Aylostera leucanthema is a species of flowering plant in the family Cactaceae.
==Description==
Aylostera leucanthema is a small, solitary cactus with a body that can be spherical or short-cylindrical, ranging in color from dark green to purple. It grows up to 7 cm tall and 3.5 cm in diameter, with a very small, beetle-like root.
The plant features 13 to 14 spirally arranged ribs, each clearly divided into tubercles.

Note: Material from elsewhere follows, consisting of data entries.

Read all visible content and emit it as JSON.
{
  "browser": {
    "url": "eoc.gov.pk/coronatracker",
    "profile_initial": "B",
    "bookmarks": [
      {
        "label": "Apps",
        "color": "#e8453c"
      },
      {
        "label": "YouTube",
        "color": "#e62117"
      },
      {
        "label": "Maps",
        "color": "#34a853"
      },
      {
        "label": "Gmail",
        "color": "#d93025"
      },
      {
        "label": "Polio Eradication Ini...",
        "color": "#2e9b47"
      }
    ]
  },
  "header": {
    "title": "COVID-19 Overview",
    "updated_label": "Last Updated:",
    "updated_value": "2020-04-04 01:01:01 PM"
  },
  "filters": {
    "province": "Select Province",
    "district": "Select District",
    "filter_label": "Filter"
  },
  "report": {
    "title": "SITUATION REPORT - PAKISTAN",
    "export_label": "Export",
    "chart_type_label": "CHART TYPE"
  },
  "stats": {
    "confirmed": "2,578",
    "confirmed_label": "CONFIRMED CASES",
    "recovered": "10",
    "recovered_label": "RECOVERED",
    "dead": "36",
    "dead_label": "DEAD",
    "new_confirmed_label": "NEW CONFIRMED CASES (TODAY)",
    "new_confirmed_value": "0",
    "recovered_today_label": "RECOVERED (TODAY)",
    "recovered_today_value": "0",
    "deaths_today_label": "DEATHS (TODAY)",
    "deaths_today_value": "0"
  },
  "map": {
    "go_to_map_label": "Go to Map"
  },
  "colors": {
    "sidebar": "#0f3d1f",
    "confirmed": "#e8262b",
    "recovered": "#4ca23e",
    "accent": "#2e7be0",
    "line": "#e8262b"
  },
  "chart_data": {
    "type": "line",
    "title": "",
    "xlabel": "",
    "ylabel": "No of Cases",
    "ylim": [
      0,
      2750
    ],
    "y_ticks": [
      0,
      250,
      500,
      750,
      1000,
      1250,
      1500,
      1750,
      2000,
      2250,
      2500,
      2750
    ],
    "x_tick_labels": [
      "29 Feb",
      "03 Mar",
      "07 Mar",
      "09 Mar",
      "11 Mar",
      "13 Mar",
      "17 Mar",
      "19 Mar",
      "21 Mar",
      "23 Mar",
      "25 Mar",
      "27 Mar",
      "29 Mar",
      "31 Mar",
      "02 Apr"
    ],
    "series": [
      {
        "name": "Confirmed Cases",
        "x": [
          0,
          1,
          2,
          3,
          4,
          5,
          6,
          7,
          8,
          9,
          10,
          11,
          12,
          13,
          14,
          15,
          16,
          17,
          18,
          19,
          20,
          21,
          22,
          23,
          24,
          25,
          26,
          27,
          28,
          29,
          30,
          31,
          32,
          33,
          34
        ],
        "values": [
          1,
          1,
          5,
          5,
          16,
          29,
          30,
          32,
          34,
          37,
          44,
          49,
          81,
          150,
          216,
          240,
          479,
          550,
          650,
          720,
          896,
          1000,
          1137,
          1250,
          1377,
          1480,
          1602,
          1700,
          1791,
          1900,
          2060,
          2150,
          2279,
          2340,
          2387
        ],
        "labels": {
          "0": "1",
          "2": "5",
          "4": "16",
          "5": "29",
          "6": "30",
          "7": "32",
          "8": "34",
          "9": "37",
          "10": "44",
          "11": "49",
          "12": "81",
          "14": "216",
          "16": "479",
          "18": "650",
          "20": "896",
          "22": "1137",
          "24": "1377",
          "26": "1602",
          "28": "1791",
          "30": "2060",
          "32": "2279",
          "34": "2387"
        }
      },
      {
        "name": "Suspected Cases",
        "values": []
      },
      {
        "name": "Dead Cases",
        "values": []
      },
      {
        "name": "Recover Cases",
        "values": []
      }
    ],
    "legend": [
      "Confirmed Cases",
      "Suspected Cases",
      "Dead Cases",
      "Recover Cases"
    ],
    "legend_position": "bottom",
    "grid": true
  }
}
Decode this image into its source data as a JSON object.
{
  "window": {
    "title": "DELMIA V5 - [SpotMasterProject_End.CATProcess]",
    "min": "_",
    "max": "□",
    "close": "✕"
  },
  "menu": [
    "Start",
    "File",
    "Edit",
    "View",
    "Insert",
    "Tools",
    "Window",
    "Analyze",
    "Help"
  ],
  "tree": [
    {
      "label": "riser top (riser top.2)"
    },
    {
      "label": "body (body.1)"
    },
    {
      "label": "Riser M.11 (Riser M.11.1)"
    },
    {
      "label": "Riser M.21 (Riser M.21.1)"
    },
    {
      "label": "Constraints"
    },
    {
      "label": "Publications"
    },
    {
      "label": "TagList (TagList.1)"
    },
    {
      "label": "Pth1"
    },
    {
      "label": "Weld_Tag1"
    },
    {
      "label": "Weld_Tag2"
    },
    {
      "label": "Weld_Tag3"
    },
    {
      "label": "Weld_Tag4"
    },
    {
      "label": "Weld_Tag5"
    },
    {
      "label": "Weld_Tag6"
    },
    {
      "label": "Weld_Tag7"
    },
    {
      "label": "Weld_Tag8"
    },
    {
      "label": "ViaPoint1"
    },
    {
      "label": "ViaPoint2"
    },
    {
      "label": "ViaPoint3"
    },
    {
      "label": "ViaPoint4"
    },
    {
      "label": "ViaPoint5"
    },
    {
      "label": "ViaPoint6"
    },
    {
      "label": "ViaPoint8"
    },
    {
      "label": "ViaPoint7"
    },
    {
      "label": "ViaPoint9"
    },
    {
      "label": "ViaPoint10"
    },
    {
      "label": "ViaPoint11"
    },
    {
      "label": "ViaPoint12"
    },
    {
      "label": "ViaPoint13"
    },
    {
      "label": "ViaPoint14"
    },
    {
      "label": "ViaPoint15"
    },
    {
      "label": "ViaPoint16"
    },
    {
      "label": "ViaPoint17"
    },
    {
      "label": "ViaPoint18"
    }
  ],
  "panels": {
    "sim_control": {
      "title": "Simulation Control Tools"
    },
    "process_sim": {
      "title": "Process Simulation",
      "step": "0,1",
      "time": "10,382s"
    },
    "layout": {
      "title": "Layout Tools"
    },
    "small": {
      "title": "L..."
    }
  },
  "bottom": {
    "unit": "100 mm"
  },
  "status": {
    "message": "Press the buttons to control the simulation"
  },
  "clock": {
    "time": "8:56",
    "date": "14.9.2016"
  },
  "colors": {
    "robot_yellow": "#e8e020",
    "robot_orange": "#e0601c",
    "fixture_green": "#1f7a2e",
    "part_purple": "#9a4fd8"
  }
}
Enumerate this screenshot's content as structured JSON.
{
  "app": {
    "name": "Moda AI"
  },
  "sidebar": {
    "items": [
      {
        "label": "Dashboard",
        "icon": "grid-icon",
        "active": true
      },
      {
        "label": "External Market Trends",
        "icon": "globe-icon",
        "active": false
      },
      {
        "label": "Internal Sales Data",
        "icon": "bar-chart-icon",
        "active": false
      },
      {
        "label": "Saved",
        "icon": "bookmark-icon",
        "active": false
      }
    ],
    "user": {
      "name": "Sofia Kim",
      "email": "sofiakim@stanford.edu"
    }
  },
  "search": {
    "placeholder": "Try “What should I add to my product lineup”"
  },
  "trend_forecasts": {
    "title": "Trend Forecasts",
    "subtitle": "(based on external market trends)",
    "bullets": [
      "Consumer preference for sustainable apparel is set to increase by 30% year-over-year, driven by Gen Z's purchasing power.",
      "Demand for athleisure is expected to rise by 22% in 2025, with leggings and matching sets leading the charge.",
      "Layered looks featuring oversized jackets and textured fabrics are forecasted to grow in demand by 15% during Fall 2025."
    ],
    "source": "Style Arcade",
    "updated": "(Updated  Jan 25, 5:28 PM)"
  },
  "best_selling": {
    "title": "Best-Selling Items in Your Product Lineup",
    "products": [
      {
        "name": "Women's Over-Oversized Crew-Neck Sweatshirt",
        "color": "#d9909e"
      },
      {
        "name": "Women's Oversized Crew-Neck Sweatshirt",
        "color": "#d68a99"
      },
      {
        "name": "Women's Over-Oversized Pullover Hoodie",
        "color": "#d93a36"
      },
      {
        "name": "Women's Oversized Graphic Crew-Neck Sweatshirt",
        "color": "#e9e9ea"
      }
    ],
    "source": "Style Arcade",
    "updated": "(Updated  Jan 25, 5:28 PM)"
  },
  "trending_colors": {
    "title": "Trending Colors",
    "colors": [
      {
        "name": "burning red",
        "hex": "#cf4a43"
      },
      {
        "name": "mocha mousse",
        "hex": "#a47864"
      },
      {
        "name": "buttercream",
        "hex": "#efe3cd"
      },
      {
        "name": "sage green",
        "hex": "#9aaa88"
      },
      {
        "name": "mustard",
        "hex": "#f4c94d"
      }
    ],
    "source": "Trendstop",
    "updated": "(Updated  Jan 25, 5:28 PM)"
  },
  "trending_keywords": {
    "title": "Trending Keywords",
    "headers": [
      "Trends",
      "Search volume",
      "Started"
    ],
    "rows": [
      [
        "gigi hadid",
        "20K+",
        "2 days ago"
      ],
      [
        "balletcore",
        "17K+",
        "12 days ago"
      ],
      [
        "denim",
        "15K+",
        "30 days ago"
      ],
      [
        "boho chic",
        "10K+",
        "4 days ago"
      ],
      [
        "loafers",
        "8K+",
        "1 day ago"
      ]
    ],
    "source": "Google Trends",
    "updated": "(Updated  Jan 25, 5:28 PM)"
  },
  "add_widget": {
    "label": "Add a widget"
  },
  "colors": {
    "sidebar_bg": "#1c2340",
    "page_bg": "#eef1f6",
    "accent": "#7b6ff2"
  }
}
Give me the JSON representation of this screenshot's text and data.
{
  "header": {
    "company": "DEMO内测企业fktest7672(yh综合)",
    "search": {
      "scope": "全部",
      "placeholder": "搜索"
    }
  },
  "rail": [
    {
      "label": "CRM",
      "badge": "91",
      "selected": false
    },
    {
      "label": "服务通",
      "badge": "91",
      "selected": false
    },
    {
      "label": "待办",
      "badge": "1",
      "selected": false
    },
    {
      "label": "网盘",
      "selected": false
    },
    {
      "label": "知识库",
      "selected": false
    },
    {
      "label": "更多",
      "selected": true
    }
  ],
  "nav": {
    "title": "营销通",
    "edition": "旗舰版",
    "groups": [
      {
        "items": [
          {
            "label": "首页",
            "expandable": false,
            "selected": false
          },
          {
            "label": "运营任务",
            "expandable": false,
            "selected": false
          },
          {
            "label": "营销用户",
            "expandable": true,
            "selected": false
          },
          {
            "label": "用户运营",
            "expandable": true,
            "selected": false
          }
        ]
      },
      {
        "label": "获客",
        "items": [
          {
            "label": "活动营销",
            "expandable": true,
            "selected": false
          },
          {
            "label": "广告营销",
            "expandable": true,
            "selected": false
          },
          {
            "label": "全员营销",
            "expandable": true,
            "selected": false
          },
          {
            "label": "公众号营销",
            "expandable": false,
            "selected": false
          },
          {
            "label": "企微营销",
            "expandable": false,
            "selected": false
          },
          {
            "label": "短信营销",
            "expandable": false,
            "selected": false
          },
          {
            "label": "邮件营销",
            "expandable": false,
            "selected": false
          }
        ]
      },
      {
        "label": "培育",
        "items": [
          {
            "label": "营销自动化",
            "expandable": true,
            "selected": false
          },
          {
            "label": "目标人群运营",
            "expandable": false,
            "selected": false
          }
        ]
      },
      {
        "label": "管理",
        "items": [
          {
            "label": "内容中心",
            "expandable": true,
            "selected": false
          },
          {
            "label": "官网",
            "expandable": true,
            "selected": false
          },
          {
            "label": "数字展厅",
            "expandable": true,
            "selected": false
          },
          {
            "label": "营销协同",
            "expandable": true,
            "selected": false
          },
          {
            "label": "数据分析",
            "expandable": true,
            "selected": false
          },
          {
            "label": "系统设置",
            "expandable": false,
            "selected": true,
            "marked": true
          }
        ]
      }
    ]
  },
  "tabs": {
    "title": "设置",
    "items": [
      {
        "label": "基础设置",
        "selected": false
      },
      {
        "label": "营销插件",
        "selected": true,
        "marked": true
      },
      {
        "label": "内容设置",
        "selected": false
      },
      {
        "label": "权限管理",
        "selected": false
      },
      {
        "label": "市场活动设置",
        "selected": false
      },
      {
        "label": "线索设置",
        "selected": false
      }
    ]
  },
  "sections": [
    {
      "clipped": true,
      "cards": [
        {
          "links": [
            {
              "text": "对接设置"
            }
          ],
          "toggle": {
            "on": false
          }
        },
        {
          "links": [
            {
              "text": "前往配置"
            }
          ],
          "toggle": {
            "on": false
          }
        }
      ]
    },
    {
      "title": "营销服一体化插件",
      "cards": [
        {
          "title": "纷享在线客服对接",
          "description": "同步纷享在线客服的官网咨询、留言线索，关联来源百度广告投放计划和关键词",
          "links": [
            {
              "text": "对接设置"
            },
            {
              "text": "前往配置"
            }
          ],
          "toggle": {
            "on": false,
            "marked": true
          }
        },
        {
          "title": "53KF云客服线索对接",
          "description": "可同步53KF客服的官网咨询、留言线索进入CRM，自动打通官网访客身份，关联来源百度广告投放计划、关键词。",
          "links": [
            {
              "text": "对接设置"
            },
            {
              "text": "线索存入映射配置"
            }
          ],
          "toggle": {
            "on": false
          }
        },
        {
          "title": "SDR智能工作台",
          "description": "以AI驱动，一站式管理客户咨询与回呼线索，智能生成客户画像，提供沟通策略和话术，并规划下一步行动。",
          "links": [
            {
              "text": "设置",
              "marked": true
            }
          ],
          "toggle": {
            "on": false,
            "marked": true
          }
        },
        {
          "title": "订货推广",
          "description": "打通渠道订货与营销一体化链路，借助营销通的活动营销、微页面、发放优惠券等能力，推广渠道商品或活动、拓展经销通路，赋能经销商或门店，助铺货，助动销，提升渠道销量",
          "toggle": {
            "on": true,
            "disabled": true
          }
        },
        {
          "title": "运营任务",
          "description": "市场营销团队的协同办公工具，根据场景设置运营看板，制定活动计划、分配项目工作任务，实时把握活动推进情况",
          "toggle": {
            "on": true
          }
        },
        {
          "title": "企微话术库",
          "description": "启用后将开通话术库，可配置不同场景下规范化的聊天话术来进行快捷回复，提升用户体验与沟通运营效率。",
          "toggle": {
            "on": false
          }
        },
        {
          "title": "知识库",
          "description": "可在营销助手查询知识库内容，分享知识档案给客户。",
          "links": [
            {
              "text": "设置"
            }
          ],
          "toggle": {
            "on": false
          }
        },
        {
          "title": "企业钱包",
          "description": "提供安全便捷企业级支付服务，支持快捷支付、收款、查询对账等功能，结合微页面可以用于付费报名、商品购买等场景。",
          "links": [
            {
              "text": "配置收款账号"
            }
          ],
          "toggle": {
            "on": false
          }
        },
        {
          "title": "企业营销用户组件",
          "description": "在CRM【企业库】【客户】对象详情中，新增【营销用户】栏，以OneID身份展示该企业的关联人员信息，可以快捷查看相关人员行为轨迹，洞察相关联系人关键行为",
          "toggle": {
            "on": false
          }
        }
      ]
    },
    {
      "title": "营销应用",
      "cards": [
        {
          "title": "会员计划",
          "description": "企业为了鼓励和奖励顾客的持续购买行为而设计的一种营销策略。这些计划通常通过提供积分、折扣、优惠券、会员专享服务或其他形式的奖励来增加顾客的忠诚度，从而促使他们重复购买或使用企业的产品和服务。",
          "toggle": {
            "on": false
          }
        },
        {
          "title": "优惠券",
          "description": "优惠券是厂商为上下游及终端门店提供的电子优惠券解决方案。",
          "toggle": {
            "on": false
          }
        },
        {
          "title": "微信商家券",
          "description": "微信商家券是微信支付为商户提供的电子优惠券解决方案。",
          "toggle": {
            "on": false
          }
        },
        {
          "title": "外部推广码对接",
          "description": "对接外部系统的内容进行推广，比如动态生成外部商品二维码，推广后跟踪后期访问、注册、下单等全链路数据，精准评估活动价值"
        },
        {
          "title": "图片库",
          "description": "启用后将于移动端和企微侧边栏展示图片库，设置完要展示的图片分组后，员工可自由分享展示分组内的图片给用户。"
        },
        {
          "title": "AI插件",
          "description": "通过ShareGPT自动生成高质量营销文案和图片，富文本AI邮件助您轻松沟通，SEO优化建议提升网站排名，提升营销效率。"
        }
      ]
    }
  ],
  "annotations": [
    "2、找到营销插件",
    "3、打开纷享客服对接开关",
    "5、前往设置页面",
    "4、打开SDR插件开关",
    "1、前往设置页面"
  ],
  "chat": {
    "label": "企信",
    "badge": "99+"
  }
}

Its oval areoles are brown. It has a black central spine (which may be absent) up to 7 mm long, and 7 to 8 brown marginal spines with darker bases, measuring up to 6 mm in length.
Flowers, which can be white or pink, grow up to 2.5 cm long and have a similar diameter. The spherical fruits are dark purple and about 5 mm in diameter.
==Distribution==
This species is endemic to Chuquisaca Department, Bolivia south of Cinti at elevations of 3600.
==Taxonomy==
This species was first described as Rebutia leucanthema in 1975 by Austrian botanist Walter Rausch. The name leucanthema comes from Greek words meaning "white flower," referring to its flower color. Later, botanists Stefano Mosti and Alessio Papini transferred it to the genus Aylostera, renaming it Aylostera leucanthema in 2011.